At the same time, CQL is heavily based on SQL–close to a subset of SQL, in fact, which is a big win for newcomers: everyone knows what “SELECT * FROM users” means. CQL is the first step to making the learning curve on the client side as gentle as it is operationally.
(The place where CQL isn’t a strict subset of SQL–besides TABLE vs COLUMNFAMILY tokens, which may change soon–is in support for Cassandra’s wide rows and heirarchical data like supercolumns.)

A taste of CQL

Here we’ll use the cqlsh tool to create a “users” columnfamily, add some users and an index, and do some simple queries. (See our documentation for details on installing cqlsh.) Compare to the same example using the old cli interface if you’re so inclined.

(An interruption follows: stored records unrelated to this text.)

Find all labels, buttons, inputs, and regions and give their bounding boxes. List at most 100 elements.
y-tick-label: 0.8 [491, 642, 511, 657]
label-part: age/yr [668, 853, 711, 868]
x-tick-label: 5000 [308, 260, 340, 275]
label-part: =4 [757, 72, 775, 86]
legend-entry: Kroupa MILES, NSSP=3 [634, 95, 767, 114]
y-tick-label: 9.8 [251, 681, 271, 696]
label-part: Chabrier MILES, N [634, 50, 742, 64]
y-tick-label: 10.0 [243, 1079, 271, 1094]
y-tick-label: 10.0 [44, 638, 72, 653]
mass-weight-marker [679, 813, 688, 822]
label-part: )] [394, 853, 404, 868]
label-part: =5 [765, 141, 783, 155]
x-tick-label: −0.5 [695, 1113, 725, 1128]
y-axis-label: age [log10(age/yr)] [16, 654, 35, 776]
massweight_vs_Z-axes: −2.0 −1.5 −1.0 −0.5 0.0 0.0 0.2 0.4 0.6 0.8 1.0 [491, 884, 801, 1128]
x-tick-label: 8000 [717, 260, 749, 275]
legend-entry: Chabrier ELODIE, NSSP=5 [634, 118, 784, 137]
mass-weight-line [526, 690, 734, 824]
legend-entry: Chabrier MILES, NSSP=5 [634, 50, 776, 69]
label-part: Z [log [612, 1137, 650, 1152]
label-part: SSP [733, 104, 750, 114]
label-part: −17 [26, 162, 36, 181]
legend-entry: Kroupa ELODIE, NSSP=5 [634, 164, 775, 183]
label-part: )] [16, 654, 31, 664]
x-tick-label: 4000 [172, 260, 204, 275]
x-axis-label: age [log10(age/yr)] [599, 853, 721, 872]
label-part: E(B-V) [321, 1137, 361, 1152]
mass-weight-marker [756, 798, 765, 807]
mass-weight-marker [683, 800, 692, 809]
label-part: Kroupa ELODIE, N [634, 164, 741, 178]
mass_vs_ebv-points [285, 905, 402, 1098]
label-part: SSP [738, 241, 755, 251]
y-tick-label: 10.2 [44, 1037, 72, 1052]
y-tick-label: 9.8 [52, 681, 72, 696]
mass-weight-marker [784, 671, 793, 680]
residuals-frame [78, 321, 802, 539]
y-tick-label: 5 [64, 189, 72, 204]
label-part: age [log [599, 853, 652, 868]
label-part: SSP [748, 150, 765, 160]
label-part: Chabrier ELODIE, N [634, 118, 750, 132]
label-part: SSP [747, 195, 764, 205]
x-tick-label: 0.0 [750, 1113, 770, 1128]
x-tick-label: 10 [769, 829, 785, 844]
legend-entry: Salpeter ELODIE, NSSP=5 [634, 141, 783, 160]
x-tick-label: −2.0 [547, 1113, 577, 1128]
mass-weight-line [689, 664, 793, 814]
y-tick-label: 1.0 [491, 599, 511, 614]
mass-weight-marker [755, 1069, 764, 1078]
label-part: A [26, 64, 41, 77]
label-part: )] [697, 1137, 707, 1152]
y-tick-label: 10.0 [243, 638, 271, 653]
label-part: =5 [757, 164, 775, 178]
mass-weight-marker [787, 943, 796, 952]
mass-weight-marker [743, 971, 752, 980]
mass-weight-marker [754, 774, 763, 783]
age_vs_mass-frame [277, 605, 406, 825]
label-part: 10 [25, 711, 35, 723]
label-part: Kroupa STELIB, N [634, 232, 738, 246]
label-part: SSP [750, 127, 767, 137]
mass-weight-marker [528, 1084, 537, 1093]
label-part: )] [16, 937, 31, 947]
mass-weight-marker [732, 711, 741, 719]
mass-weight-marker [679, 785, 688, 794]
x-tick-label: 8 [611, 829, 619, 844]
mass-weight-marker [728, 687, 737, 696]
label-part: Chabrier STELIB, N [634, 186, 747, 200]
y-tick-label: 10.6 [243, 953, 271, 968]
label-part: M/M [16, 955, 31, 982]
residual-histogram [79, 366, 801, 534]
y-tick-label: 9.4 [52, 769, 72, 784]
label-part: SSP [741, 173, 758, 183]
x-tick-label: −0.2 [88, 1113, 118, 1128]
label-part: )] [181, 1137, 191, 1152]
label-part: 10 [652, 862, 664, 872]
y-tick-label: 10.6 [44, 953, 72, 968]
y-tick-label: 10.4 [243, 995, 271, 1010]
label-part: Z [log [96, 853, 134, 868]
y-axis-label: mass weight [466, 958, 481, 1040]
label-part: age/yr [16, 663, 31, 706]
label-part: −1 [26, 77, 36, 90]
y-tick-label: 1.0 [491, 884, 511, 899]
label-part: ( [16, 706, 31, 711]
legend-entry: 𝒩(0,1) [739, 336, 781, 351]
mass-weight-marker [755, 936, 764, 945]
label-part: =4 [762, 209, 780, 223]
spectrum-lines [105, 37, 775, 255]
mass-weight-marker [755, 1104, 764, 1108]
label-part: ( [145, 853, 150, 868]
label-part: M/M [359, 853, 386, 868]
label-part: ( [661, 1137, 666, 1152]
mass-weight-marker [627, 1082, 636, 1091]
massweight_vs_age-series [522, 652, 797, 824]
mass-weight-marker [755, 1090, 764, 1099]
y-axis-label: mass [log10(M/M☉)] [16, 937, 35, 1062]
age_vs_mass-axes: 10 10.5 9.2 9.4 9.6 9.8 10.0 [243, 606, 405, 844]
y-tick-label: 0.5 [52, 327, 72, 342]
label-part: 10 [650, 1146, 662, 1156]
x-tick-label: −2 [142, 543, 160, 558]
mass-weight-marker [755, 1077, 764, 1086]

cqlsh> CREATE KEYSPACE test with strategy_class = 'SimpleStrategy' and strategy_options:replication_factor=1;
cqlsh> USE test;

cqlsh> CREATE COLUMNFAMILY users (
   ...     key varchar PRIMARY KEY,
   ...     full_name varchar,
   ...     birth_date int,
   ...     state varchar
   ... );
cqlsh> CREATE INDEX ON users (birth_date);
cqlsh> CREATE INDEX ON users (state);
cqlsh> INSERT INTO users (key, full_name, birth_date, state) VALUES ('bsanderson', 'Brandon Sanderson', 1975, 'UT');
cqlsh> INSERT INTO users (key, full_name, birth_date, state) VALUES ('prothfuss', 'Patrick Rothfuss', 1973, 'WI');
cqlsh> INSERT INTO users (key, full_name, birth_date, state) VALUES ('htayler', 'Howard Tayler', 1968, 'UT');
cqlsh> SELECT key, state FROM users;
        key | state |
 bsanderson |    UT |
  prothfuss |    WI |
    htayler |    UT |
cqlsh> SELECT * FROM users WHERE state='UT' AND birth_date > 1970;
        KEY | birth_date |         full_name | state |
 bsanderson |       1975 | Brandon Sanderson |    UT |

Current status and the road ahead

cqlsh (included with the Python driver) is already useful for testing queries against your data and managing your schema. The above example works as written in 0.8.0; ALTER COLUMNFAMILY, TTL support, and counter support are already done for 0.8.1.
Supercolumn support is the main missing feature and will probably come in 0.8.2 (minor releases are done roughly monthly). Removing Thrift as a requirement is a longer-term goal.
CQL does not change the underlying Cassandra data model; in particular, there is no support for JOINs. (For doing analytical queries with SQL against Cassandra, see Brisk.)
The Python and Node.js CQL drivers are ready for wider use; JDBC and Twisted are almost done, and PHP and Ruby are being worked on.
In short, CQL is ready for client authors to get involved. Most application developers should stick with the old Thrift RPC-based clients until 0.8.1*. If you want to give CQL a try, see the installation instructions, and for developers, the drivers tree was recently moved here.
*One such client, Hector, already has CQL query support.